Vera studierte Finz und fragte sich, wie es wohl gekommen war, dass ein junger Typ sich dermaßen brennend für Kompost interessierte.

9 Die Straßen sind aus Lehm, aber daheim ist daheim.

10 Ja schau, seid ihr auch schon da, kommt herein und drückt euch einen Kaffee herunter.

11 Jesus, die Schnecken

12 Ich weiß noch genau, wie die erste rote Schnecke in Oberwart eingezogen ist. Im Jahr 1987 war das. Die sind von Bocksdorf über Stegersbach zu uns heraufgekrochen. Ich bin nach hinten in meinen Garten, der beim Bach gelegen ist, und dort hat es nur so gewuselt, alles voller Schnecken. Mir hat es so gegraust.

13 Die Leute haben dann alle ihre Gärten geschleift wegen der Schnecken, weil die ihnen alles abgefressen haben, und dann ist auch die Zeit gekommen, wo sie alles im Supermarkt gekauft haben.

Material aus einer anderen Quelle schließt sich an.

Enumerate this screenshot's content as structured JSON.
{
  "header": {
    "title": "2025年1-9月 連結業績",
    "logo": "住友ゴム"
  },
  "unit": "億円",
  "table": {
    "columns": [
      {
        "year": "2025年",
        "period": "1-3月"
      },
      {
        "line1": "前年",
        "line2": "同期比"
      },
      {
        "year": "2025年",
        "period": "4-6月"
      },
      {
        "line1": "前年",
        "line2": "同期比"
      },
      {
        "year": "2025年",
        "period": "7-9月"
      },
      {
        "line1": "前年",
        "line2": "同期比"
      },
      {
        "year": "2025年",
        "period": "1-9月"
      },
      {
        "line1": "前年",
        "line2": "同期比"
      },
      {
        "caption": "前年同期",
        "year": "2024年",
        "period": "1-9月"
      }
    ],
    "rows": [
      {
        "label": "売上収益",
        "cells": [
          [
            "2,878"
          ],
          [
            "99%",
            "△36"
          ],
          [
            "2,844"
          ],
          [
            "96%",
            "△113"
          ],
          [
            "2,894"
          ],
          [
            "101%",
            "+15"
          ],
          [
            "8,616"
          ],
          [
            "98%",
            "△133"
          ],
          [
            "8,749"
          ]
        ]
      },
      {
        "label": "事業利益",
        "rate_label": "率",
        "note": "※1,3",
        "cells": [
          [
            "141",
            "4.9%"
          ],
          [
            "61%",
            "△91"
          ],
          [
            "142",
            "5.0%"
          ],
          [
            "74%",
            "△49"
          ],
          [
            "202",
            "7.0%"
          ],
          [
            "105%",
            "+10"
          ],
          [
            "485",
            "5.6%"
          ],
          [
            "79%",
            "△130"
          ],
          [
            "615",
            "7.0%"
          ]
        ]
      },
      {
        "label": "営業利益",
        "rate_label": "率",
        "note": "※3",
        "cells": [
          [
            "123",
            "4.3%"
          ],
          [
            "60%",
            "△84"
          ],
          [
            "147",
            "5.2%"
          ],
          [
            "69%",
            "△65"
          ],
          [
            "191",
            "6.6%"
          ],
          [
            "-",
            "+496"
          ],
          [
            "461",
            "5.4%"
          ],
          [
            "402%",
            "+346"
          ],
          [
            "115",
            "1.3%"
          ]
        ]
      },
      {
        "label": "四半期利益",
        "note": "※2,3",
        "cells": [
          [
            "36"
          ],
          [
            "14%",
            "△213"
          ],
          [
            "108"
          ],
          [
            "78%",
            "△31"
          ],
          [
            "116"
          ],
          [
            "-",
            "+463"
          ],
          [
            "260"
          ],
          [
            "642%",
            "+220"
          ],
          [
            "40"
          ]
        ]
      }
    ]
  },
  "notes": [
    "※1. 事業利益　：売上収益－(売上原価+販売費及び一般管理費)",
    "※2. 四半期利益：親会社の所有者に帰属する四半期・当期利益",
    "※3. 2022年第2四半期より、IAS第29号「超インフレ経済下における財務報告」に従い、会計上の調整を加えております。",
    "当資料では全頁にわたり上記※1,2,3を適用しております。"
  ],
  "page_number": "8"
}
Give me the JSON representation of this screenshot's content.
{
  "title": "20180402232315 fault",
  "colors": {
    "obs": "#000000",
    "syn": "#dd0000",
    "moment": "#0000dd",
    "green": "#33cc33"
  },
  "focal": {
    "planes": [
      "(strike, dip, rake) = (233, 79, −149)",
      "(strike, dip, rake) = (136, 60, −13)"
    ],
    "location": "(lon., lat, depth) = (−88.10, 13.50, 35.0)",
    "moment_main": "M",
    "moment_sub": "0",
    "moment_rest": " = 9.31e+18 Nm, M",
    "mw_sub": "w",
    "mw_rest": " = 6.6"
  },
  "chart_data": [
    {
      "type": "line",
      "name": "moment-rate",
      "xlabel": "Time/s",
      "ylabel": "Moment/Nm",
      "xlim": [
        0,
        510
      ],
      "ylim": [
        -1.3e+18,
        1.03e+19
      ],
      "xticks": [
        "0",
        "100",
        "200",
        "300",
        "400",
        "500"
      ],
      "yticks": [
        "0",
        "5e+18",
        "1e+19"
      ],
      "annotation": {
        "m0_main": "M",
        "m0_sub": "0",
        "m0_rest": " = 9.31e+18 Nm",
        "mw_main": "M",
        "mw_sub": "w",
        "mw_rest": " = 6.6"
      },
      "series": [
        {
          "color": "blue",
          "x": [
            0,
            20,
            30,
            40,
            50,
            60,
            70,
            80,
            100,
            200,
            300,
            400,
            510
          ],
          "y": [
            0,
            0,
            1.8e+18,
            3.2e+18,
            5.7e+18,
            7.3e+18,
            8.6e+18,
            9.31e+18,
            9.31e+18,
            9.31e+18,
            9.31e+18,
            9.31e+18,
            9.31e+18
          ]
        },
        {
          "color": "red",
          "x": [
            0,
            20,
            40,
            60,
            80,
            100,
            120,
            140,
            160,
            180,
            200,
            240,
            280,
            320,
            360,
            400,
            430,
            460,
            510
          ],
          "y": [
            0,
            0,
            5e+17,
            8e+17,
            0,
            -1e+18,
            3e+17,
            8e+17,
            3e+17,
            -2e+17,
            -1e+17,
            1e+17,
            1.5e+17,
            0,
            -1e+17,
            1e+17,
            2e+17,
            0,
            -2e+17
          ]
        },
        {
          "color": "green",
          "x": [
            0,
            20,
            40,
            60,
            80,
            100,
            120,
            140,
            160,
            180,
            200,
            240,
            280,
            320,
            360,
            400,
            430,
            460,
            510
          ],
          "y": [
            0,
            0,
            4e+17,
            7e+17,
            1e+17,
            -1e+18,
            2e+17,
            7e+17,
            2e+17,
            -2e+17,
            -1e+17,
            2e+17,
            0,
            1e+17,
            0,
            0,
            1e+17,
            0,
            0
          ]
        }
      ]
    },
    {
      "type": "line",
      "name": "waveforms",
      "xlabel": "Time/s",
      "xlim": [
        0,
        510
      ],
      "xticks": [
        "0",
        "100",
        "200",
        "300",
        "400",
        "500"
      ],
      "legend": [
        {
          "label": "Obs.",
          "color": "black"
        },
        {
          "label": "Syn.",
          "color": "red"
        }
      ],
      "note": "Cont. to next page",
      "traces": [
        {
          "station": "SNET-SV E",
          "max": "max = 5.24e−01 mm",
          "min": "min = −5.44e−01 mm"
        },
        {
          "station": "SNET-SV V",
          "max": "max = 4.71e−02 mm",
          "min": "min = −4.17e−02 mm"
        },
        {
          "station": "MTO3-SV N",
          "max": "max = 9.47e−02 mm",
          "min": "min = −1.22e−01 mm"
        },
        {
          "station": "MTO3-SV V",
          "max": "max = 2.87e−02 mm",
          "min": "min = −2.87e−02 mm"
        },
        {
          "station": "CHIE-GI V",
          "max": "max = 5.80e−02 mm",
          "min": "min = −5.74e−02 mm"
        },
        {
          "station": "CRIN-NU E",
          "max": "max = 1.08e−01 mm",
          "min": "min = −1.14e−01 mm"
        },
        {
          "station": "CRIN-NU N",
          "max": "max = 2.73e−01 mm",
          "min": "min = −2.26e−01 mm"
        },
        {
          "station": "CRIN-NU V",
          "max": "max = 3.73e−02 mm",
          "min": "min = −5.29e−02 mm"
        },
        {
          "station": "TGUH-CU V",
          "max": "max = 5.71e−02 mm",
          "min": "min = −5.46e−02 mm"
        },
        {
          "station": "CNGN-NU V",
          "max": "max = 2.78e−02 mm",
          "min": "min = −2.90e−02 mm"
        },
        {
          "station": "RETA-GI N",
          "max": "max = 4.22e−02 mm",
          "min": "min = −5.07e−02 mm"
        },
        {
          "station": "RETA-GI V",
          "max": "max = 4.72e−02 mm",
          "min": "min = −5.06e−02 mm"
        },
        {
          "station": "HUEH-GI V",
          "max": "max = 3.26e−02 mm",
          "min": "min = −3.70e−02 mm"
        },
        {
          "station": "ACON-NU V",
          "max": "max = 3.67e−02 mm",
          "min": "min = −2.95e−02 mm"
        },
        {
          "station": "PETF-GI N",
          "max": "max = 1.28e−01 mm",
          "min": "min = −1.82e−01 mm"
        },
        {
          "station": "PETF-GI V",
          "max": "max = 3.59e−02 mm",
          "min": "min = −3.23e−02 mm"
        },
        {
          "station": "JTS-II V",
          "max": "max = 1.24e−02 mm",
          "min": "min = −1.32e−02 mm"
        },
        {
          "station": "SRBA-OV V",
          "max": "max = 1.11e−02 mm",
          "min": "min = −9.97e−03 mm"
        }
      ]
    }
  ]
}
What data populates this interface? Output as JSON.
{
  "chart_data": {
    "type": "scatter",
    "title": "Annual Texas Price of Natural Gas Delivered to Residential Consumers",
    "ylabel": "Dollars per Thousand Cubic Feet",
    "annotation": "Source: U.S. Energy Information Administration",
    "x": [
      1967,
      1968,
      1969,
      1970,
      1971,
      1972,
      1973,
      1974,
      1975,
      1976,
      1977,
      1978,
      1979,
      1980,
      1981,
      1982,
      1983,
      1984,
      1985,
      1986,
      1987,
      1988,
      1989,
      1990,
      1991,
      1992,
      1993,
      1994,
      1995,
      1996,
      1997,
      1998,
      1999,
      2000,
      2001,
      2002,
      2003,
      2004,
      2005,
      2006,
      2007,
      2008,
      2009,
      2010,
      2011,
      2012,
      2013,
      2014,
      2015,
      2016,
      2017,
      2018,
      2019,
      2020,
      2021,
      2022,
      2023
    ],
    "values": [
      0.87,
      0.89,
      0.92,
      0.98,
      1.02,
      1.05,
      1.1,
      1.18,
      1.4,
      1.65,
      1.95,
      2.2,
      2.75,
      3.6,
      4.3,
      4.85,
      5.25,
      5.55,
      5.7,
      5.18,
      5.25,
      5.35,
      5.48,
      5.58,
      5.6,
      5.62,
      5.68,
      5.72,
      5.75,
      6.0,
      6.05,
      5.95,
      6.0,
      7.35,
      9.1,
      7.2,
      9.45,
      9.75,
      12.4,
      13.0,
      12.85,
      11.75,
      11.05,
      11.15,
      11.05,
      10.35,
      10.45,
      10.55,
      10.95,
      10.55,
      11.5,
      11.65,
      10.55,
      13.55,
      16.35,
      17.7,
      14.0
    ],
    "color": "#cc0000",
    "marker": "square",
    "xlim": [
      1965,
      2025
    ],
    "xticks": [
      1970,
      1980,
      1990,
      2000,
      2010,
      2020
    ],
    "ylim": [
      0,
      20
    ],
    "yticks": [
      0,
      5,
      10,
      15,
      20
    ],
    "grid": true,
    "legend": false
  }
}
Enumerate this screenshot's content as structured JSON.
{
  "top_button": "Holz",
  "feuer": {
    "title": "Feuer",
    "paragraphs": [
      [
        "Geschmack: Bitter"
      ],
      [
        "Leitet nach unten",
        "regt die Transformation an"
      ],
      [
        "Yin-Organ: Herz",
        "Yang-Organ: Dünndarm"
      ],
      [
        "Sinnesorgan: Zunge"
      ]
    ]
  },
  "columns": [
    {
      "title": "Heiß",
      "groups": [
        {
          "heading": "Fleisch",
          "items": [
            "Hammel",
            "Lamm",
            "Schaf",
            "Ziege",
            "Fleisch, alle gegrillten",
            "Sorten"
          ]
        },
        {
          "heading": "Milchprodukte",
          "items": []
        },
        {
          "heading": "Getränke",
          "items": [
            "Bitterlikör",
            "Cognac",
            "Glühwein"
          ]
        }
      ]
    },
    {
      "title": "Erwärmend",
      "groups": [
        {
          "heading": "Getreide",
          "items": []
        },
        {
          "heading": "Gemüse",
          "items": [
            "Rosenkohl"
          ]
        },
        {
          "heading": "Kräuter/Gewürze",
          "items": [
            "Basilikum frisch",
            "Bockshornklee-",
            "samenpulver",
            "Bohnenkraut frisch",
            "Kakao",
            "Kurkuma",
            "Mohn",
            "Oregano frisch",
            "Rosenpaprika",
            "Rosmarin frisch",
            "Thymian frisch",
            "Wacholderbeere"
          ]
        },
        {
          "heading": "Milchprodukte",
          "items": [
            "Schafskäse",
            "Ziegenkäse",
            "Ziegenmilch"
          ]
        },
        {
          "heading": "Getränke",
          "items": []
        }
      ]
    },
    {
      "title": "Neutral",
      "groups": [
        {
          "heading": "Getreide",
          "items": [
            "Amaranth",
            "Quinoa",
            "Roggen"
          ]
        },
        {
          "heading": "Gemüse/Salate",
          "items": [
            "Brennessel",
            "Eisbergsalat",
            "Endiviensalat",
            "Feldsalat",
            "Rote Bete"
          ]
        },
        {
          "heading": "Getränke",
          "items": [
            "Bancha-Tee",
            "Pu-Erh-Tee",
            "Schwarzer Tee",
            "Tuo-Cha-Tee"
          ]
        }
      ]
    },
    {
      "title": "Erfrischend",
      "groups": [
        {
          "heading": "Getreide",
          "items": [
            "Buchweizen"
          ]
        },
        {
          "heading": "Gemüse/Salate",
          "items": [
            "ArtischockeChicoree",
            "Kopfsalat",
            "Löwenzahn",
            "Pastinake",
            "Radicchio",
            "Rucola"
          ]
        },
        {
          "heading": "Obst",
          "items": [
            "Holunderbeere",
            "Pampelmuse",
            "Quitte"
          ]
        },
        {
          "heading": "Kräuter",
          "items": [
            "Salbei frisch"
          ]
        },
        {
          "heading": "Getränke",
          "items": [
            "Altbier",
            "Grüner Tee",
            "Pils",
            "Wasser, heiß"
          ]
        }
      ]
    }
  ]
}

14 Ich hänge immer einen Strumpf mit Hühnermist in die Regentonne, so habe ich gleich ein gedüngtes Wasser. Früher, als ich jung war, habe ich immer die Pferdeäpfel aufsammeln müssen, wenn die Rösser vorbeigekommen sind, aber heute hat ja niemand mehr Pferde im Dorf. Darum habe ich heute die Hühner, und vielleicht nehme ich mir auch noch eine Ziege nach Hause.

Kapitel 5
Finz

Oxytocin gilt als das Hormon, das uns vertrauen lässt. Das Kuschelhormon findet sich nicht nur bei Menschen, sondern auch bei Pferden, Ziegen und – Goldfischen. Somit ist die Ähnlichkeit zwischen Mensch und entwicklungsgeschichtlich weit entfernten Tieren vermutlich größer, als bislang angenommen.

Jeder Mensch hat eine besondere Begabung. Eine Stärke, Fähigkeit oder Leidenschaft, die seinen X-Faktor bestimmt. Etwas, das ihn einzigartig macht.

Veras X-Faktor war es, Menschen mit ihren Texten zu berühren, Johannas X-Faktor war ihr grüner Daumen, Evas X-Faktor war, dass sie durch ihre Sensibilität viel mehr wahrnahm als andere Menschen. Der X-Faktor von Serafin, den alle nur Finz nannten, war Sex.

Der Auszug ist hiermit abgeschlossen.